Le sans gluten, un marché qui n’est pas réservé qu’aux industriels

De plus en plus de « petits commerçants » se mettent eux aussi à vouloir répondre aux demandes grandissantes et souvent pas ou mal formulées des consommateurs.

Un client intolérant au gluten n’ira pas dans une boulangerie acheter du pain naturellement, c’est un fait acquis qu’on ne trouvera pas pain à son goût au palais de la farine ! Et pourtant de plus en plus d’artisans soucieux de servir au mieux leurs clients passent le pas.

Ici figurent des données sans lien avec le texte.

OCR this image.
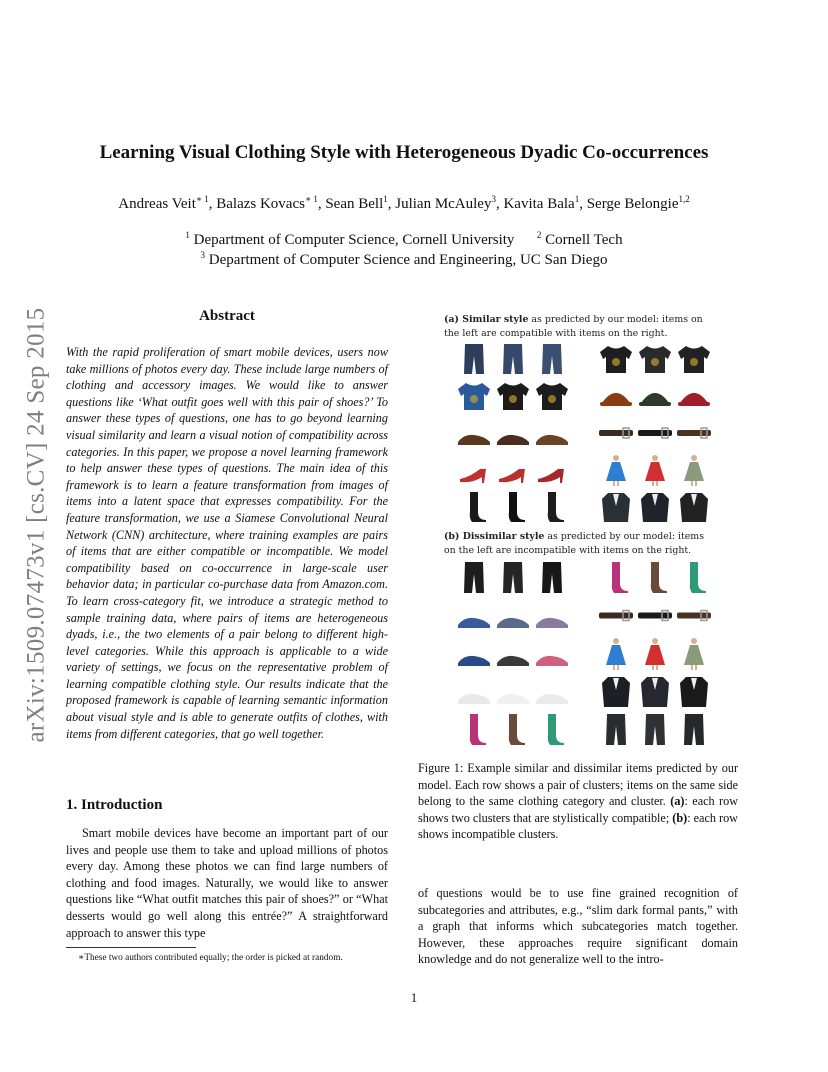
arXiv:1509.07473v1 [cs.CV] 24 Sep 2015
Learning Visual Clothing Style with Heterogeneous Dyadic Co-occurrences
Andreas Veit$^{∗ 1}$, Balazs Kovacs$^{∗ 1}$, Sean Bell$^1$, Julian McAuley$^3$, Kavita Bala$^1$, Serge Belongie$^{1,2}$
$^1$ Department of Computer Science, Cornell University	$^2$ Cornell Tech
$^3$ Department of Computer Science and Engineering, UC San Diego
Abstract
With the rapid proliferation of smart mobile devices, users now take millions of photos every day. These include large numbers of clothing and accessory images. We would like to answer questions like ‘What outfit goes well with this pair of shoes?’ To answer these types of questions, one has to go beyond learning visual similarity and learn a visual notion of compatibility across categories. In this paper, we propose a novel learning framework to help answer these types of questions. The main idea of this framework is to learn a feature transformation from images of items into a latent space that expresses compatibility. For the feature transformation, we use a Siamese Convolutional Neural Network (CNN) architecture, where training examples are pairs of items that are either compatible or incompatible. We model compatibility based on co-occurrence in large-scale user behavior data; in particular co-purchase data from Amazon.com. To learn cross-category fit, we introduce a strategic method to sample training data, where pairs of items are heterogeneous dyads, i.e., the two elements of a pair belong to different high-level categories. While this approach is applicable to a wide variety of settings, we focus on the representative problem of learning compatible clothing style. Our results indicate that the proposed framework is capable of learning semantic information about visual style and is able to generate outfits of clothes, with items from different categories, that go well together.
1. Introduction
Smart mobile devices have become an important part of our lives and people use them to take and upload millions of photos every day. Among these photos we can find large numbers of clothing and food images. Naturally, we would like to answer questions like “What outfit matches this pair of shoes?” or “What desserts would go well along this entrée?” A straightforward approach to answer this type
∗These two authors contributed equally; the order is picked at random.
(a) Similar style as predicted by our model: items on the left are compatible with items on the right.
(b) Dissimilar style as predicted by our model: items on the left are incompatible with items on the right.
Figure 1: Example similar and dissimilar items predicted by our model. Each row shows a pair of clusters; items on the same side belong to the same clothing category and cluster. (a): each row shows two clusters that are stylistically compatible; (b): each row shows incompatible clusters.
of questions would be to use fine grained recognition of subcategories and attributes, e.g., “slim dark formal pants,” with a graph that informs which subcategories match together. However, these approaches require significant domain knowledge and do not generalize well to the intro-
1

Le célèbre boulanger Kayser à été précurseur dans les enseignes les plus connues, mais avec un pain bien loin des souhaits des intolérants qui rêvent d’une bonne baguette de pain chaud, d’un pain au chocolat ou d’une boule de pain de campagne avec le même goût et le même aspect que les autres pains que l’on voit en vitrine. Dommage, ça n’existe pas encore…

D’autres enseignes spécialisées dans le sans gluten quant à elles proposent un plus vaste choix avec même des pâtisseries. Mais à nouveau, tant la pâtisserie est d’une qualité remarquable, tant le pain sans gluten n’as pas encore réussi à égaler ses prédécesseurs.

Mais pourquoi est ce que le pain pose tant de problèmes aux artisans?

  • Les idées reçues

    On est tellement habitué d’entendre que le pain sans gluten à une pâte liquide, qu’il faut donc le faire lever et cuire dans un moule et « que ça ne sera jamais pareil » parce que c’est sans gluten  …Qu’elle drôle d’idée quand on y pense…

  • La complexité des mélanges nécessaires

    En effet, pour arriver à un pain « comme ceux sans gluten », cela nécessite d’avoir une vraie connaissance en agronomie et en chimie, du temps de recherches et du matériel d’assemblage. Aujourd’hui pour le bien de tous de nombreux artisans ont fait « au mieux » avec des a priori sur la méthodologie, des limites d’espaces, et avec ce qu’ils avaient sous la main. Mais aujourd’hui heureusement de plus en plus de spécialistes se sont penchés sur la question et ont trouvé des solutions plus que satisfaisantes pour arriver à proposer des mix préassemblés qui permettent aux boulangers d’arriver directement au résultat voulu avec des mélanges nutritivement équilibrés et au résultat que l’on croyait jusqu’alors impossible et ce, sans changer de procédés de fabrication. (Ce sont les produits que nous proposons chez Similae)

  • La nécessité d’avoir une unité de production sans gluten

    Comme on a pu l’exposer dans un précédent article il existe plusieurs « types » de consommateurs, les sensibles, les intolérants et les allergiques au gluten.

    Nous conseillons toujours aux boulangers souhaitant « tester » leur marché de commencer à faire des pains sans gluten mais pas 100% sans gluten (avec des traces de gluten, dues aux contaminations croisées) afin de pouvoir servir dans un premier temps les clients « sensibles » au gluten, en expliquant qu’il se pourra que l’enseigne passe en 100% sans gluten dans les mois ou années à venir, ce qui nécessitera de l’organisation ou de l’investissement dans l’outil de production.

Par ailleurs il ne faut pas manquer de bien communiquer sur ce nouveau produit, car à nouveau le consommateur n’est pas habitué à trouver de tels produits, il faut donc crier haut et fort que ça y est ! L’enseigne propose du pain sans gluten ! Sinon normal que les ventes ne grimpent pas. Il faut toujours se mettre dans la peau du client, personne n’ira chez un coiffeur pour acheter une voiture. Bien que ce soit exagéré, il faut bien se répéter qu’un vrai intolérant ou un allergique n’ira pas demander de pain sans gluten dans une boulangeries traditionnelle, nous ne sommes pas encore suffisamment habitués.

Et à l’inverse une enseigne spécialisée dans le sans gluten doit redoubler d’effort de présentation et de qualité des produits pour attirer le client « lambda » qui ne cherche pas du sans gluten en particulier mais pourra tout autant apprécier de se sentir plus léger au moment de la digestion et de trouver les produits à son goût.

Pour résumer il ne faut pas avoir peur de tester lorsqu’on est bien accompagné, ce ne sera que des ventes en plus, avec certes une approche tarifaire différente. En effet les matières premières peuvent être un peu plus coûteuses que celles d’un pain avec gluten, mais encore une fois avec un bon mix de farine qui retient l’air on fait plus d’économies qu’avec un mix « fait maison ». Le prix de vente est également plus élevé avec des clients qui ne pourront être que ravis de payer le prix pour enfin trouver des produits à la hauteur de leurs attentes.